Ainsi, nous avons multiplié les contacts auprès d’organismes dans lesquels
nous fondons de réels espoirs, à moyen ou à long terme.
Un aide psychologique
De plus en plus les mamans
d’enfants drépanocytaires aimeraient avoir des échanges avec les autres
mères, aussi nous tentons de créer un groupe de parole, et au-delà certains
parents auraient besoin d’une aide psychologique plus personnalisée. Aussi,
nous avons déposé un projet auprès de la Fondation de France.
Un Conseil juridique
Nous avons reçu de maître
Jean-Vivien NGANGA, avocat à la cour, un accord de principe pour organiser à
votre intention un conseil juridique gratuit.

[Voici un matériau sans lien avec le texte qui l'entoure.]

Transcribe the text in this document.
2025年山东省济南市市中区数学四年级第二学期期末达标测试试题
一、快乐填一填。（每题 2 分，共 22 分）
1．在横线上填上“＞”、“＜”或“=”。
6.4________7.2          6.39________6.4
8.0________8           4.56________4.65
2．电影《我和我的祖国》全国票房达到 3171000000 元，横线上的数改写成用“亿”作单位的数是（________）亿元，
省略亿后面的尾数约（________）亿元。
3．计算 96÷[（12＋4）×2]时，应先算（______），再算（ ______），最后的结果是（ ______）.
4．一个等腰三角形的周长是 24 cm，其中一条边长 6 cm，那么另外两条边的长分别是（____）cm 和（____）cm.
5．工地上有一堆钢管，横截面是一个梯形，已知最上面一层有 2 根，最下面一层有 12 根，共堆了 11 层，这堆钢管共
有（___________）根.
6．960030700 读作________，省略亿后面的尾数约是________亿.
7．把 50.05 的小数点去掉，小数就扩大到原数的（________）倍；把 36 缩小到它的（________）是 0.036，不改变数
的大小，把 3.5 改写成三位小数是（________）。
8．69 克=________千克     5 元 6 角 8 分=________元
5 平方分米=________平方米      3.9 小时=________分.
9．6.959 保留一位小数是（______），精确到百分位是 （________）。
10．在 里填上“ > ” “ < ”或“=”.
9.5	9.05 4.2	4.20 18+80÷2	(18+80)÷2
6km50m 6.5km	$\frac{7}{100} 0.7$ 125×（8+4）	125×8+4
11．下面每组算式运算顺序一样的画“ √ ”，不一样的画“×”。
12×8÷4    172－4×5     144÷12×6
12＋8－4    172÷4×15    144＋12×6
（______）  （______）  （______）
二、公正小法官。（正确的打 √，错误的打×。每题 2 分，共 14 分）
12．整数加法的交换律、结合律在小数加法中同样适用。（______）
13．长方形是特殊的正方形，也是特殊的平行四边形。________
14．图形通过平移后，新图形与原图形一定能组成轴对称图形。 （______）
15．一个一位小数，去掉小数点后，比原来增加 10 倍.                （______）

Le Local, une nécessité pressante
Nous travaillons ardemment à
trouver un local où nous pourrons accueillir les familles et leur proposer
ces services. En dehors de ces commissions, qui fonctionnent, l’implication
de chacun reste primordiale.
Comment aider SOS Globi ?
Vous aussi, vous pouvez nous
aider. C'est une volonté qu'il faut garder à l'esprit. Par exemple, si dans
votre entourage familiale, ou autre, vous connaissez un sportif de haut
niveau, demandez-lui de parrainer les actions de SOS Globi. Il nous faut
créer un courant d’opinions, la drépanocytose est une cause communautaire et
la lutte contre la maladie est l’affaire de tous.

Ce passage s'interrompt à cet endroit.